Safety: Harrison Smith, Vikings

Unlike Slay and Rhodes, Smith is one of the most well-known and respected players in the NFL. A four-time Pro Bowler in consecutive years and 2017 First-Team All-Pro, Smith has started 98 games for the Vikings since 2012. In those 98 career games, Smith has accumulated a whopping 566 tackles, 12 sacks, four forced fumbles, six fumble recoveries, 45 passes defended, 20 interceptions, and four touchdowns.

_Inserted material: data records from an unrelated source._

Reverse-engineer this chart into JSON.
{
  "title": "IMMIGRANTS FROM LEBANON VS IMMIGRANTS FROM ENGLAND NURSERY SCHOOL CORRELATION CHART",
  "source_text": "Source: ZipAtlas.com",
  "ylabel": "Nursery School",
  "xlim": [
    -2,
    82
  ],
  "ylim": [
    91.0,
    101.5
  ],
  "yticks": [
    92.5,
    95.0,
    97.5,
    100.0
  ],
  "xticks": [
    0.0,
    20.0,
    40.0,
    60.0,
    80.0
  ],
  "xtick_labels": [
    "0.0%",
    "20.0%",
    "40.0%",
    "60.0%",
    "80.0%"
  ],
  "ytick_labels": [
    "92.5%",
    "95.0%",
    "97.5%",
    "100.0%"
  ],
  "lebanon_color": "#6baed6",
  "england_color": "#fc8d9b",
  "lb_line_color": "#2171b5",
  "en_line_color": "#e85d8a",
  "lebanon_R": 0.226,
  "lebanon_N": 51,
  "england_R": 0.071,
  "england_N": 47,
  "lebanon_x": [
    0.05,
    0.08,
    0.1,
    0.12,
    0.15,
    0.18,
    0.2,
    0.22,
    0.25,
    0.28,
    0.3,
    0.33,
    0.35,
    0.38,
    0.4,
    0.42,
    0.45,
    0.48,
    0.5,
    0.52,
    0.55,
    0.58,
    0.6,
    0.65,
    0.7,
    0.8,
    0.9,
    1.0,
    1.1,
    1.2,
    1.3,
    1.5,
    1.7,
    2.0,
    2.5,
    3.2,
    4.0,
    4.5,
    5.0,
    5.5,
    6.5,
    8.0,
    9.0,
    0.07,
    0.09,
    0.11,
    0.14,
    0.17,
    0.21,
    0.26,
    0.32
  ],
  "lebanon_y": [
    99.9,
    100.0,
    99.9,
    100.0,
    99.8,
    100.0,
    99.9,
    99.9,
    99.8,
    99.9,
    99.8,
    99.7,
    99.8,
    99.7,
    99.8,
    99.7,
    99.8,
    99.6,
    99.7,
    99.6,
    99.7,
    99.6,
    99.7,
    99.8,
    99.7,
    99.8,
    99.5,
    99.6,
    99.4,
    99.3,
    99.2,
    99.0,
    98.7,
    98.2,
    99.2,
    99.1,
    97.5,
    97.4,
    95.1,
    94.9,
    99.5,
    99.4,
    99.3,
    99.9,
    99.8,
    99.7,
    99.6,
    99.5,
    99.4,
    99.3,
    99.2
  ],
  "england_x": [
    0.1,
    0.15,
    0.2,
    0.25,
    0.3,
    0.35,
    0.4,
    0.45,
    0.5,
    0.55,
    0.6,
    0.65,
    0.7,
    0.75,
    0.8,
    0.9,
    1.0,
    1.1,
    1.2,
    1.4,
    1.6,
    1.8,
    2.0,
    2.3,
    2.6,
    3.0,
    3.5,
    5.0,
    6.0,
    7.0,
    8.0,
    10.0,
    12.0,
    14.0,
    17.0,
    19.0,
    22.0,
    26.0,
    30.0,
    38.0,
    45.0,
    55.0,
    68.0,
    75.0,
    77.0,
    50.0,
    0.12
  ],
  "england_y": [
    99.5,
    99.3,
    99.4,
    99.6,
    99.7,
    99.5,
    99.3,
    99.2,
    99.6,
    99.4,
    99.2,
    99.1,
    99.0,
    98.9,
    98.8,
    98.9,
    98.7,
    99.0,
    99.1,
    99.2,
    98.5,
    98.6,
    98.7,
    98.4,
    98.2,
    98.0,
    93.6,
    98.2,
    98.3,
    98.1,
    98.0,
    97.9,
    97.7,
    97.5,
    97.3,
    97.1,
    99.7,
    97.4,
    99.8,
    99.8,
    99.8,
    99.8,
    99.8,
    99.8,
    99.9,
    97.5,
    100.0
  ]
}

Safety: Eddie Jackson, Bears

Coming out of the University of Alabama, not many NFL fans knew the name, Eddie Jackson. Jackson made a name for himself as a fourth-round pick of the Bears as a rookie in 2017, though. Jackson started all 16 games for the Bears in his inaugural NFL season and posted 70 total tackles, six passes defended, two interceptions, three fumble recoveries, and one touchdown. The 26-year-old Jackson broke out in 2018 though, blossoming into a Pro Bowler and First-Team All-Pro in Vic Fangio‘s vaunted Bears defense. Jackson recorded 51 total tackles, one sack, six interceptions, 15 passes defended, two forced fumbles, one fumble recovery, and one touchdown in 14 games in 2018.

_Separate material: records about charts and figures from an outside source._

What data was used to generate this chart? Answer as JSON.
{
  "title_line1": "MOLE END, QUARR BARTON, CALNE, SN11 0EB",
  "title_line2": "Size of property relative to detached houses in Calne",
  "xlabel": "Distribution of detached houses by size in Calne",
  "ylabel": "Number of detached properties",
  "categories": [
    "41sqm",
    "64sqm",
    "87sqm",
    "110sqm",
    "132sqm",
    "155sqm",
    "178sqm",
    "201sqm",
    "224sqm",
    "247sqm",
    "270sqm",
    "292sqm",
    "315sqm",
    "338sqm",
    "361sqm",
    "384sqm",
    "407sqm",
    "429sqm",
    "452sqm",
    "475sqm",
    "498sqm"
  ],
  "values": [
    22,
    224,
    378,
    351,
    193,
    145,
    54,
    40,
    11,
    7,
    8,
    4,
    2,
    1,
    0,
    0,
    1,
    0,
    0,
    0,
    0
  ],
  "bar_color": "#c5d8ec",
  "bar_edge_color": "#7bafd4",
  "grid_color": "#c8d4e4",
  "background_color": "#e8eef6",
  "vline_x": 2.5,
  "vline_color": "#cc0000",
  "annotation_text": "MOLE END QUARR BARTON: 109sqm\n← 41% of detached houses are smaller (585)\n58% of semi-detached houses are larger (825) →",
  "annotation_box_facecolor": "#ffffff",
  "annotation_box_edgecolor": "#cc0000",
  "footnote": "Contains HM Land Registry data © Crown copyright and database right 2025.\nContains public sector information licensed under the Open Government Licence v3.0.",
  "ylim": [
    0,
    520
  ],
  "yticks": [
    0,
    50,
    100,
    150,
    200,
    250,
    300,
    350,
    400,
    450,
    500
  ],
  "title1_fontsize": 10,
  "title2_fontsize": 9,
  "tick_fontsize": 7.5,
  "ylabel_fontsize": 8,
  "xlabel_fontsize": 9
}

Kicker: Matt Prater, Lions

Currently and even dating back to his days with the Denver Broncos, Prater has always been one of the NFL’s iron legs. His 83.8 field goal and 98.1 extra point percentages are staggering — and Prater still holds the record for longest field goal conversion of 64 yards, set on December 8, 2013.

Punter: Sam Martin, Lions

There often is not many criteria to analyze punters on, but with Martin, the numbers show that he has been an effective and efficient punter for the Lions throughout the years. Martin has started 90 games for Detroit and has punted 397 balls for 18,315 punt yards with a 46.1 yards per punt average.

Kick/Punt Returner: Jamal Agnew, Lions

Agnew is a little-known player for Detroit, but his return ability does not go unnoticed. In 2017, Agnew earned First-Team All-Pro honors after he returned 29 punts for 447 yards and two touchdowns. Agnew averaged 15.4 yards per punt return.